A B.C. driver claiming the public auto insurer improperly found him at fault for a collision in a Starbucks’ drive-through has lost his case that he wasn’t at fault because none of the line-up lanes had priority.
The Civil Resolution Tribunal of British Columbia found Starbucks’ drive-through is a “highway” under the rules of the province’s Highway Traffic Act, meaning merging cars must give right of way to through traffic.
“Section 1(c) of the Motor Vehicle Act (MVA) defines a ‘highway’ as including every private place or passageway to which the public, for the purpose of parking or servicing vehicles, has access or is invited,” CRT vice chair Andrea Ritchie wrote in her Oct. 10 decision in favour of the Insurance Corporation of B.C. “So, I find the parking lot was a highway for the purposes of this claim….
“Section 175 of the MVA says that when entering a through highway, a driver must yield the right of way to traffic that has entered the intersection on the through highway or is approaching so closely that it constitutes an immediate hazard. Based on the evidence before me, I find [the claimant] did not yield the right of way to [the] vehicle that was already positioned and moving in the through lane.”
In Yoon v. ICBC, Samuel Yoon and Ghung Pham were both in separate lines in a parking lot March 29, 2020, waiting for the Starbucks drive-through. The two lines converged before the ordering station.
Pham waited in a line that went straight through the parking lot to the ordering station with no turns. Yoon’s car was perpendicular to that, and had to turn right into Pham’s line-up to reach the ordering station. Yoon made the turn and collided with Pham’s vehicle.
ICBC found Yoon was the “merging party,” so it was his responsibility to yield to Pham’s vehicle. Since he did not, the public insurer found Yoon 100% responsible for the collision.

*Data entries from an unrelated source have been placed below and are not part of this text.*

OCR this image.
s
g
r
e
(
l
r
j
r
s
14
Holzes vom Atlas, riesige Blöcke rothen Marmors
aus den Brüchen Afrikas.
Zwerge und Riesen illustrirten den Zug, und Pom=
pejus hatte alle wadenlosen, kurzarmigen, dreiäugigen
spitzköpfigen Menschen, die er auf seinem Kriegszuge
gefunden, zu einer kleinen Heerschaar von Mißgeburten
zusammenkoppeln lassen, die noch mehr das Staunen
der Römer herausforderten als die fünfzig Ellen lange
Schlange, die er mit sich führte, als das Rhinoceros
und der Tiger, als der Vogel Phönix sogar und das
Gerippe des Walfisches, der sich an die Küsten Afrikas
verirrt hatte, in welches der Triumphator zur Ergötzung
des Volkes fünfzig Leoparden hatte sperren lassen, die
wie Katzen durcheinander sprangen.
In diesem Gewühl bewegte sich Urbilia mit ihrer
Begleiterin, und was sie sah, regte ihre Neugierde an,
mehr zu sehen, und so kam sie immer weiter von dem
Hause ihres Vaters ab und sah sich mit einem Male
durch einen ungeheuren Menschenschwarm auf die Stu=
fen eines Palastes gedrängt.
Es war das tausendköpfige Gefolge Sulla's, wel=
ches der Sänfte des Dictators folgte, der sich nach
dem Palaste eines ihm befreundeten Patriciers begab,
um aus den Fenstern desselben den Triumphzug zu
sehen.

Yoon took exception to the insurer’s finding, providing to the CRT a brief email from the Starbucks’ district manager to back him up. The Starbucks manager advised there is no specific line for guests to line up in the drive-through, and that vehicles may line up in whatever direction is safe. Yoon argued he was not “merging,” since the vehicles in each line had equal rights to the lane.
But the CRT dismissed Yoon’s case, finding he had to make a turn to get into the ordering station, meaning he had to yield to drivers waiting in the through line-up.
“Despite Mr. Yoon’s assertions, I find that his line of vehicles did need to merge into Mr. Pham’s line of vehicles to reach the ordering station,” Ritchie wrote. “Regardless of having no line ‘priority,’ the commonsense fact is that, to place an order at the drive-[through], Mr. Yoon had to turn right and merge into Mr. Pham’s established lane of travel.”
Ritchie also did not accept Yoon’s argument that his vehicle was completely stopped when the collision occurred. She found the dash cam video Yoon entered as evidence stopped before the accident had occurred, and so it did not corroborate his claim that the car wasn’t moving when the collision occurred.